A new smartphone app can calculate users’ genetic risk for coronary artery disease (CAD), according to a study by a Scripps Research team. Plus, users at high risk sought out appropriate medication after using the app.
In the study, which appears in npj Digital Medicine this month, the researchers detailed how MyGeneRank inputs someone’s genetic data from 23andMe and outputs a CAD risk score. Of the 721 participants who provided complete information, those with high-risk scores were much more likely to start using statins or other cholesterol-lowering therapies, compared to those with low-risk scores.
“We saw about twice the rate of statin initiation in the high genetic risk group vs the low genetic risk group, which indicates that strategies like this could make a big contribution to public health—heart disease being the largest cause of death globally,” says study senior author Ali Torkamani, professor and director of Genomics and Genome Informatics at the Scripps Research Translational Institute.
According to the U.S. Centers for Disease Control and Prevention, about 18 million American adults have CAD, the most common form of heart disease, which features hardening and narrowing of arteries. More than 300,000 Americans die of heart attacks every year.

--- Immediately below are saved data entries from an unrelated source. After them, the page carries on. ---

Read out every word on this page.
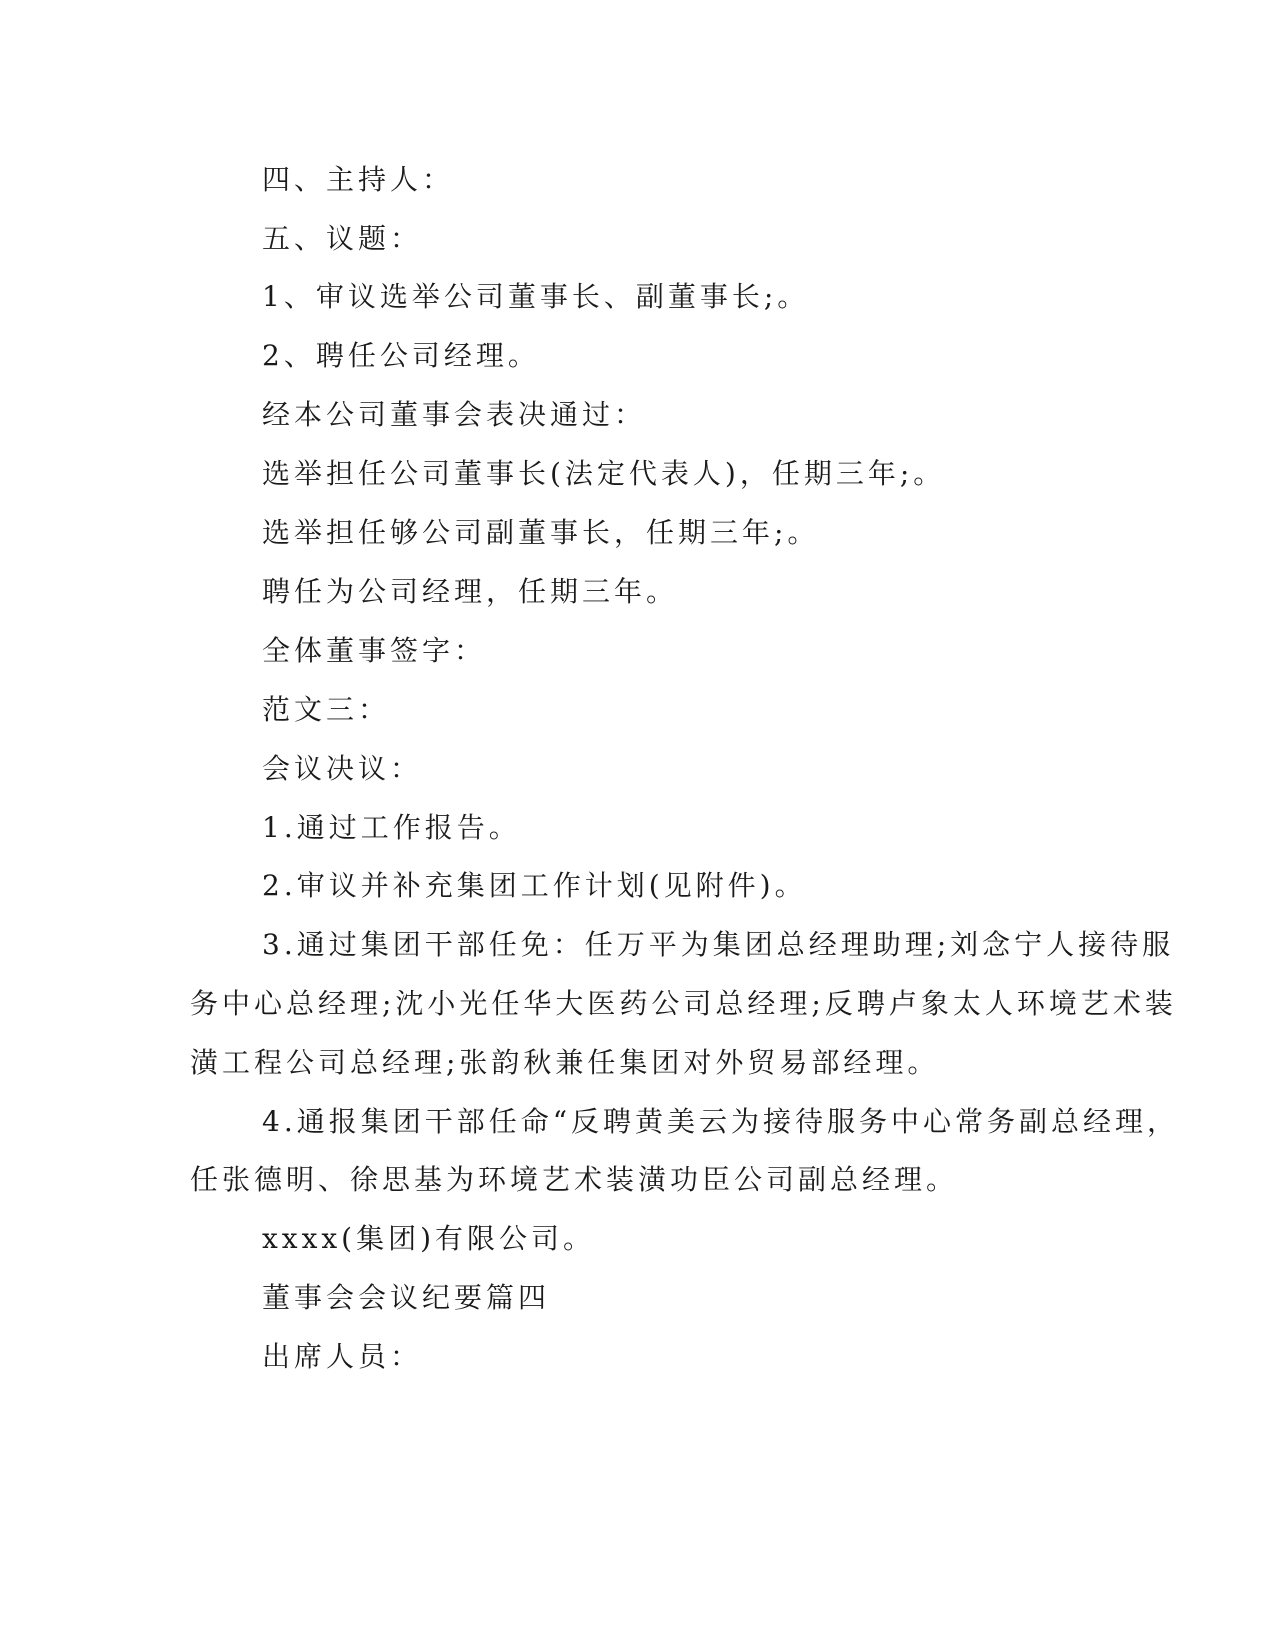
四、主持人：
五、议题：
1、审议选举公司董事长、副董事长;。
2、聘任公司经理。
经本公司董事会表决通过：
选举担任公司董事长(法定代表人)，任期三年;。
选举担任够公司副董事长，任期三年;。
聘任为公司经理，任期三年。
全体董事签字：
范文三：
会议决议：
1.通过工作报告。
2.审议并补充集团工作计划(见附件)。
3.通过集团干部任免：任万平为集团总经理助理;刘念宁人接待服
务中心总经理;沈小光任华大医药公司总经理;反聘卢象太人环境艺术装
潢工程公司总经理;张韵秋兼任集团对外贸易部经理。
4.通报集团干部任命“反聘黄美云为接待服务中心常务副总经理，
任张德明、徐思基为环境艺术装潢功臣公司副总经理。
xxxx(集团)有限公司。
董事会会议纪要篇四
出席人员：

“We now have the opportunity to integrate a person’s genetics into their cardiovascular health assessment to help them better understand their individualized risk and empower them to make the necessary modifications—including the addition of statin therapy—to their risk factor optimization plans,” says first author Evan Muse, a cardiologist and lead for cardiovascular genomics at the Scripps Research Translational Institute.
The team developed free CAD-risk iPhone and Android apps. Users can link their existing 23andMe data and fill out consent forms and health-related surveys, including questions about the use of lipid-lowering drugs. The app then calculates and displays a risk score based on the latest recognized genetic risk factors for CAD. The app also followed up approximately a year later with questions on respondents’ current use of lipid-lowering medications.
The researchers promoted the apps at scientific conferences, conducted an advertising campaign on Facebook, and ultimately enrolled 3,800 eligible respondents, of whom 721 provided enough initial and follow-up information for the analysis.
The results were encouraging, according to the team. A key finding was that respondents who were not taking lipid lowering medication at the outset of the study, but were informed by the app that they had high gene-based risk scores for CAD, initiated lipid lowering therapy at more than twice the rate of those with low-risk scores.
At follow-up respondents in the high-risk category were about 1.4 times more likely to report use of a statin lipid-lowering drug, and about 4 times more likely to report use of a non-statin lipid-lowering drug, compared to those in the low-risk category. Respondents in the high-risk group also initiated lipid-lowering therapy much earlier, at age 52 on average, compared to 65 for the low-risk group.
“Even if someone finds out they have low genetic risk for CAD, knowing their score can help—for example if they also know they have high risk overall, that may suggest other non-genetic factors like lifestyle are contributing to their risk and that they should consider making changes,” Torkamani says.